A wicked grin began to spread slowly across Julia's features. "But I thought you said you couldn't doooooo that, Alan."

"Julia..." Alan groaned, at a loss for words. He didn't know how to explain that, as guilty as he felt for even suggesting it, he knew that lying to their parents was by far the lesser of two evils, compared to the idea of having to continually lie to her. That, given the choice, he would always choose her, over anyone. That the idea of not having her share in something that was so huge was so foreign to him, it was utterly ridiculous.

She seemed to understand, though, even if he hadn't said it out loud. Or maybe she just liked the idea of having something she could blackmail him with. Because, eyes shining, she smiled mischievously and said, "OK, I won't tell."

"You promise?"

"Cross my heart," she nodded, drawing an exaggerated X over her chest with her index finger. "But only if you promise to make me a pony as soon as you learn how."

"Well...we'll see," Alan said. He stood up and gestured for her to do the same. "We'd better go. We gotta get back before Mom and Dad notice we're gone, and start looking for us."

"Awwww, but we just got here!" Julia whined. "I wanted to look at all the cool weird magic stuff!"

"Later," he said. He wrapped one hand around hers, tried to pull her up out of the chair, and sighed impatiently as she stubbornly refused to budge. "Julia, c'mon. It's not going anywhere.

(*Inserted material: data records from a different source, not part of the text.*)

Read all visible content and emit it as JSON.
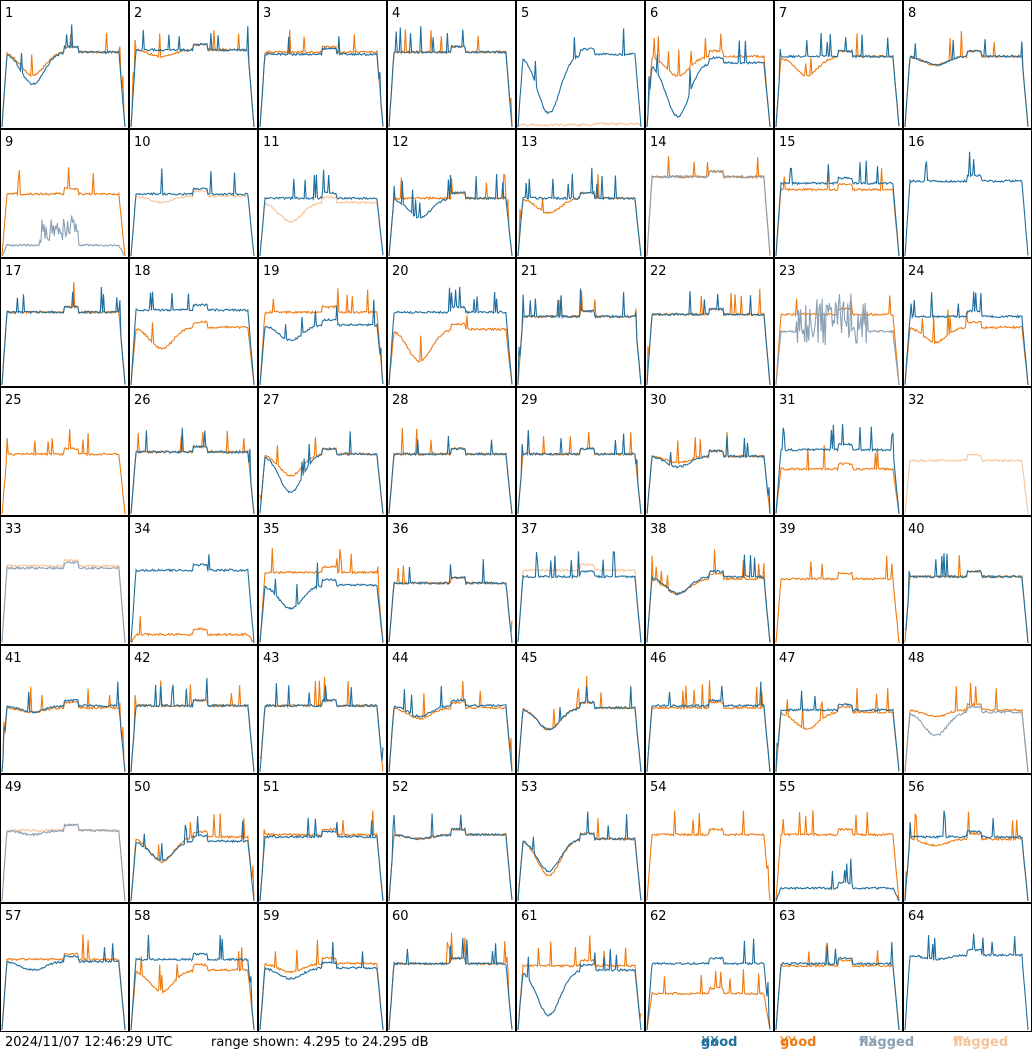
{
  "footer": {
    "timestamp": "2024/11/07 12:46:29 UTC",
    "range": "range shown: 4.295 to 24.295 dB"
  },
  "legend": [
    {
      "word": "good",
      "key": "XX",
      "color": "#1f6e9e"
    },
    {
      "word": "good",
      "key": "YY",
      "color": "#f07a10"
    },
    {
      "word": "flagged",
      "key": "XX",
      "color": "#8aa0b4"
    },
    {
      "word": "flagged",
      "key": "YY",
      "color": "#f7c49a"
    }
  ],
  "chart_data": {
    "type": "line",
    "layout": "small-multiples 8x8",
    "yrange_db": [
      4.295,
      24.295
    ],
    "panel_labels": [
      "1",
      "2",
      "3",
      "4",
      "5",
      "6",
      "7",
      "8",
      "9",
      "10",
      "11",
      "12",
      "13",
      "14",
      "15",
      "16",
      "17",
      "18",
      "19",
      "20",
      "21",
      "22",
      "23",
      "24",
      "25",
      "26",
      "27",
      "28",
      "29",
      "30",
      "31",
      "32",
      "33",
      "34",
      "35",
      "36",
      "37",
      "38",
      "39",
      "40",
      "41",
      "42",
      "43",
      "44",
      "45",
      "46",
      "47",
      "48",
      "49",
      "50",
      "51",
      "52",
      "53",
      "54",
      "55",
      "56",
      "57",
      "58",
      "59",
      "60",
      "61",
      "62",
      "63",
      "64"
    ],
    "series_notes": "Each panel shows a bandpass spectrum per polarization (XX, YY); a dip depth of 0 means a flat plateau, larger values indicate a low-frequency trough. Level is the plateau height as a fraction of the panel's dB range.",
    "panels": [
      {
        "xx": {
          "s": "g",
          "lvl": 0.7,
          "dip": 0.3
        },
        "yy": {
          "s": "g",
          "lvl": 0.7,
          "dip": 0.22
        }
      },
      {
        "xx": {
          "s": "g",
          "lvl": 0.72,
          "dip": 0
        },
        "yy": {
          "s": "g",
          "lvl": 0.72,
          "dip": 0.06
        }
      },
      {
        "xx": {
          "s": "g",
          "lvl": 0.68,
          "dip": 0
        },
        "yy": {
          "s": "g",
          "lvl": 0.7,
          "dip": 0
        }
      },
      {
        "xx": {
          "s": "g",
          "lvl": 0.7,
          "dip": 0
        },
        "yy": {
          "s": "g",
          "lvl": 0.7,
          "dip": 0
        }
      },
      {
        "xx": {
          "s": "g",
          "lvl": 0.68,
          "dip": 0.55
        },
        "yy": {
          "s": "flagged_low",
          "lvl": 0.02,
          "dip": 0
        }
      },
      {
        "xx": {
          "s": "g",
          "lvl": 0.6,
          "dip": 0.5
        },
        "yy": {
          "s": "g",
          "lvl": 0.66,
          "dip": 0.18
        }
      },
      {
        "xx": {
          "s": "g",
          "lvl": 0.66,
          "dip": 0
        },
        "yy": {
          "s": "g",
          "lvl": 0.66,
          "dip": 0.18
        }
      },
      {
        "xx": {
          "s": "g",
          "lvl": 0.66,
          "dip": 0.08
        },
        "yy": {
          "s": "g",
          "lvl": 0.66,
          "dip": 0.08
        }
      },
      {
        "xx": {
          "s": "flagged",
          "lvl": 0.1,
          "dip": 0
        },
        "yy": {
          "s": "g",
          "lvl": 0.58,
          "dip": 0
        }
      },
      {
        "xx": {
          "s": "g",
          "lvl": 0.58,
          "dip": 0
        },
        "yy": {
          "s": "flagged",
          "lvl": 0.56,
          "dip": 0.06
        }
      },
      {
        "xx": {
          "s": "g",
          "lvl": 0.54,
          "dip": 0
        },
        "yy": {
          "s": "flagged",
          "lvl": 0.5,
          "dip": 0.18
        }
      },
      {
        "xx": {
          "s": "g",
          "lvl": 0.54,
          "dip": 0.18
        },
        "yy": {
          "s": "g",
          "lvl": 0.54,
          "dip": 0
        }
      },
      {
        "xx": {
          "s": "g",
          "lvl": 0.54,
          "dip": 0
        },
        "yy": {
          "s": "g",
          "lvl": 0.54,
          "dip": 0.14
        }
      },
      {
        "xx": {
          "s": "flagged",
          "lvl": 0.74,
          "dip": 0
        },
        "yy": {
          "s": "g",
          "lvl": 0.74,
          "dip": 0
        }
      },
      {
        "xx": {
          "s": "g",
          "lvl": 0.68,
          "dip": 0
        },
        "yy": {
          "s": "g",
          "lvl": 0.62,
          "dip": 0
        }
      },
      {
        "xx": {
          "s": "g",
          "lvl": 0.7,
          "dip": 0
        },
        "yy": {
          "s": "none",
          "lvl": 0,
          "dip": 0
        }
      },
      {
        "xx": {
          "s": "g",
          "lvl": 0.68,
          "dip": 0
        },
        "yy": {
          "s": "g",
          "lvl": 0.68,
          "dip": 0
        }
      },
      {
        "xx": {
          "s": "g",
          "lvl": 0.7,
          "dip": 0
        },
        "yy": {
          "s": "g",
          "lvl": 0.54,
          "dip": 0.2
        }
      },
      {
        "xx": {
          "s": "g",
          "lvl": 0.56,
          "dip": 0.14
        },
        "yy": {
          "s": "g",
          "lvl": 0.68,
          "dip": 0
        }
      },
      {
        "xx": {
          "s": "g",
          "lvl": 0.68,
          "dip": 0
        },
        "yy": {
          "s": "g",
          "lvl": 0.52,
          "dip": 0.3
        }
      },
      {
        "xx": {
          "s": "g",
          "lvl": 0.64,
          "dip": 0
        },
        "yy": {
          "s": "g",
          "lvl": 0.64,
          "dip": 0
        }
      },
      {
        "xx": {
          "s": "g",
          "lvl": 0.66,
          "dip": 0
        },
        "yy": {
          "s": "g",
          "lvl": 0.66,
          "dip": 0
        }
      },
      {
        "xx": {
          "s": "flagged_noisy",
          "lvl": 0.5,
          "dip": 0
        },
        "yy": {
          "s": "g",
          "lvl": 0.66,
          "dip": 0
        }
      },
      {
        "xx": {
          "s": "g",
          "lvl": 0.64,
          "dip": 0
        },
        "yy": {
          "s": "g",
          "lvl": 0.54,
          "dip": 0.14
        }
      },
      {
        "xx": {
          "s": "none",
          "lvl": 0,
          "dip": 0
        },
        "yy": {
          "s": "g",
          "lvl": 0.56,
          "dip": 0
        }
      },
      {
        "xx": {
          "s": "g",
          "lvl": 0.58,
          "dip": 0
        },
        "yy": {
          "s": "g",
          "lvl": 0.58,
          "dip": 0
        }
      },
      {
        "xx": {
          "s": "g",
          "lvl": 0.56,
          "dip": 0.36
        },
        "yy": {
          "s": "g",
          "lvl": 0.56,
          "dip": 0.2
        }
      },
      {
        "xx": {
          "s": "g",
          "lvl": 0.56,
          "dip": 0
        },
        "yy": {
          "s": "g",
          "lvl": 0.56,
          "dip": 0
        }
      },
      {
        "xx": {
          "s": "g",
          "lvl": 0.56,
          "dip": 0
        },
        "yy": {
          "s": "g",
          "lvl": 0.56,
          "dip": 0
        }
      },
      {
        "xx": {
          "s": "g",
          "lvl": 0.54,
          "dip": 0.1
        },
        "yy": {
          "s": "g",
          "lvl": 0.54,
          "dip": 0.06
        }
      },
      {
        "xx": {
          "s": "g",
          "lvl": 0.6,
          "dip": 0
        },
        "yy": {
          "s": "g",
          "lvl": 0.42,
          "dip": 0
        }
      },
      {
        "xx": {
          "s": "none",
          "lvl": 0,
          "dip": 0
        },
        "yy": {
          "s": "flagged",
          "lvl": 0.5,
          "dip": 0
        }
      },
      {
        "xx": {
          "s": "flagged",
          "lvl": 0.7,
          "dip": 0
        },
        "yy": {
          "s": "flagged",
          "lvl": 0.72,
          "dip": 0
        }
      },
      {
        "xx": {
          "s": "g",
          "lvl": 0.68,
          "dip": 0
        },
        "yy": {
          "s": "g",
          "lvl": 0.08,
          "dip": 0
        }
      },
      {
        "xx": {
          "s": "g",
          "lvl": 0.54,
          "dip": 0.22
        },
        "yy": {
          "s": "g",
          "lvl": 0.66,
          "dip": 0
        }
      },
      {
        "xx": {
          "s": "g",
          "lvl": 0.56,
          "dip": 0
        },
        "yy": {
          "s": "g",
          "lvl": 0.56,
          "dip": 0
        }
      },
      {
        "xx": {
          "s": "g",
          "lvl": 0.62,
          "dip": 0
        },
        "yy": {
          "s": "flagged",
          "lvl": 0.68,
          "dip": 0
        }
      },
      {
        "xx": {
          "s": "g",
          "lvl": 0.62,
          "dip": 0.16
        },
        "yy": {
          "s": "g",
          "lvl": 0.6,
          "dip": 0.14
        }
      },
      {
        "xx": {
          "s": "none",
          "lvl": 0,
          "dip": 0
        },
        "yy": {
          "s": "g",
          "lvl": 0.6,
          "dip": 0
        }
      },
      {
        "xx": {
          "s": "g",
          "lvl": 0.62,
          "dip": 0
        },
        "yy": {
          "s": "g",
          "lvl": 0.62,
          "dip": 0
        }
      },
      {
        "xx": {
          "s": "g",
          "lvl": 0.62,
          "dip": 0.06
        },
        "yy": {
          "s": "g",
          "lvl": 0.6,
          "dip": 0.04
        }
      },
      {
        "xx": {
          "s": "g",
          "lvl": 0.62,
          "dip": 0
        },
        "yy": {
          "s": "g",
          "lvl": 0.62,
          "dip": 0
        }
      },
      {
        "xx": {
          "s": "g",
          "lvl": 0.62,
          "dip": 0
        },
        "yy": {
          "s": "g",
          "lvl": 0.62,
          "dip": 0
        }
      },
      {
        "xx": {
          "s": "g",
          "lvl": 0.62,
          "dip": 0.1
        },
        "yy": {
          "s": "g",
          "lvl": 0.6,
          "dip": 0.1
        }
      },
      {
        "xx": {
          "s": "g",
          "lvl": 0.6,
          "dip": 0.2
        },
        "yy": {
          "s": "g",
          "lvl": 0.6,
          "dip": 0.2
        }
      },
      {
        "xx": {
          "s": "g",
          "lvl": 0.62,
          "dip": 0
        },
        "yy": {
          "s": "g",
          "lvl": 0.6,
          "dip": 0
        }
      },
      {
        "xx": {
          "s": "g",
          "lvl": 0.58,
          "dip": 0
        },
        "yy": {
          "s": "g",
          "lvl": 0.56,
          "dip": 0.16
        }
      },
      {
        "xx": {
          "s": "flagged",
          "lvl": 0.56,
          "dip": 0.22
        },
        "yy": {
          "s": "g",
          "lvl": 0.58,
          "dip": 0.06
        }
      },
      {
        "xx": {
          "s": "flagged",
          "lvl": 0.66,
          "dip": 0.04
        },
        "yy": {
          "s": "flagged",
          "lvl": 0.66,
          "dip": 0
        }
      },
      {
        "xx": {
          "s": "g",
          "lvl": 0.56,
          "dip": 0.18
        },
        "yy": {
          "s": "g",
          "lvl": 0.6,
          "dip": 0.24
        }
      },
      {
        "xx": {
          "s": "g",
          "lvl": 0.6,
          "dip": 0
        },
        "yy": {
          "s": "g",
          "lvl": 0.62,
          "dip": 0
        }
      },
      {
        "xx": {
          "s": "g",
          "lvl": 0.62,
          "dip": 0.04
        },
        "yy": {
          "s": "g",
          "lvl": 0.62,
          "dip": 0.04
        }
      },
      {
        "xx": {
          "s": "g",
          "lvl": 0.58,
          "dip": 0.3
        },
        "yy": {
          "s": "g",
          "lvl": 0.58,
          "dip": 0.34
        }
      },
      {
        "xx": {
          "s": "none",
          "lvl": 0,
          "dip": 0
        },
        "yy": {
          "s": "g",
          "lvl": 0.62,
          "dip": 0
        }
      },
      {
        "xx": {
          "s": "g",
          "lvl": 0.12,
          "dip": 0
        },
        "yy": {
          "s": "g",
          "lvl": 0.62,
          "dip": 0
        }
      },
      {
        "xx": {
          "s": "g",
          "lvl": 0.6,
          "dip": 0
        },
        "yy": {
          "s": "g",
          "lvl": 0.58,
          "dip": 0.06
        }
      },
      {
        "xx": {
          "s": "g",
          "lvl": 0.64,
          "dip": 0.08
        },
        "yy": {
          "s": "g",
          "lvl": 0.66,
          "dip": 0
        }
      },
      {
        "xx": {
          "s": "g",
          "lvl": 0.66,
          "dip": 0
        },
        "yy": {
          "s": "g",
          "lvl": 0.56,
          "dip": 0.2
        }
      },
      {
        "xx": {
          "s": "g",
          "lvl": 0.58,
          "dip": 0.1
        },
        "yy": {
          "s": "g",
          "lvl": 0.62,
          "dip": 0.08
        }
      },
      {
        "xx": {
          "s": "g",
          "lvl": 0.62,
          "dip": 0
        },
        "yy": {
          "s": "g",
          "lvl": 0.62,
          "dip": 0
        }
      },
      {
        "xx": {
          "s": "g",
          "lvl": 0.56,
          "dip": 0.42
        },
        "yy": {
          "s": "g",
          "lvl": 0.6,
          "dip": 0
        }
      },
      {
        "xx": {
          "s": "g",
          "lvl": 0.62,
          "dip": 0
        },
        "yy": {
          "s": "g",
          "lvl": 0.34,
          "dip": 0
        }
      },
      {
        "xx": {
          "s": "g",
          "lvl": 0.62,
          "dip": 0
        },
        "yy": {
          "s": "g",
          "lvl": 0.6,
          "dip": 0
        }
      },
      {
        "xx": {
          "s": "g",
          "lvl": 0.7,
          "dip": 0.04
        },
        "yy": {
          "s": "none",
          "lvl": 0,
          "dip": 0
        }
      }
    ]
  }
}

You'll have all kinds of chances to see it all."

"I'd better," Julia pouted, reluctantly allowing him to draw her to her feet and herd her towards the freezer door.

"You will," he insisted. Then, with a smile, he added: "We've got the whole rest of our lives to hang out here alone together, just you and me. It'll be like our Fortress of Solitude."

"Ugh, that's like the dumbest name ever," Julia groaned, wrinkling her nose. As Alan dragged her away from the chair, she reached back at the last minute and snatched up the anti-magic hat from where it lay on the arm, then slapped it against his chest. "Almost forgot your ugly hat, dorkface."

"Oh!" he said, looking down at it in surprise as he took it from her. "Thanks, but...I think maybe I don't need to wear it anymore."

"Ugh, thank God. Quick, let's throw it away before you change your mind."

"Hey, if you're so embarrassed by it, why do you keep giving the stupid thing back to me every time I lose it?"

"I—" Julia hesitated, the skin behind her ears turning pink as he watched her, waiting for an explanation. "Because I know if you did lose it, you'd just be a big, whiny crybaby about it. And that'd be even more embarrassing."

"I am not a crybaby," Alan growled, as he pressed his free hand against the door's push-bar, swinging it open into the kitchen of the Hoagie Hub.

"Are you kidding me?" Julia scoffed. "Remember in the summer when I let—I mean, when the pizza delivery guy let Wally out, and he ran away and got lost? You cried for three weeks!"

"I did not, Julia."

"You did too, Alan."

"No, I didn't!"

"Yes, you did!"

"Didn't!"

"Did!"

Still hand-in-hand, Alan and Julia stepped back out into the real world—bickering the way they always had, always would—as the freezer door slammed shut behind then, leaving the candle he'd lit with only the power of his brain to burn itself out in the Wizard's Grotto. And even though life was more complicated now than it had ever been before...even though he was fairly certain Julia would let it slip to her parent that she knew the truth before the end of the month, that Hayley Finster was probably here to stay, and that he'd definitely spend the rest of third grade being tormented for his taste in underwear that was fun to wear...Alan had still never been happier.

Magic was real. He was a wizard. And Julia loved him again. For the moment, nothing else mattered. As far as Alan Rubik was concerned, all was right with the world.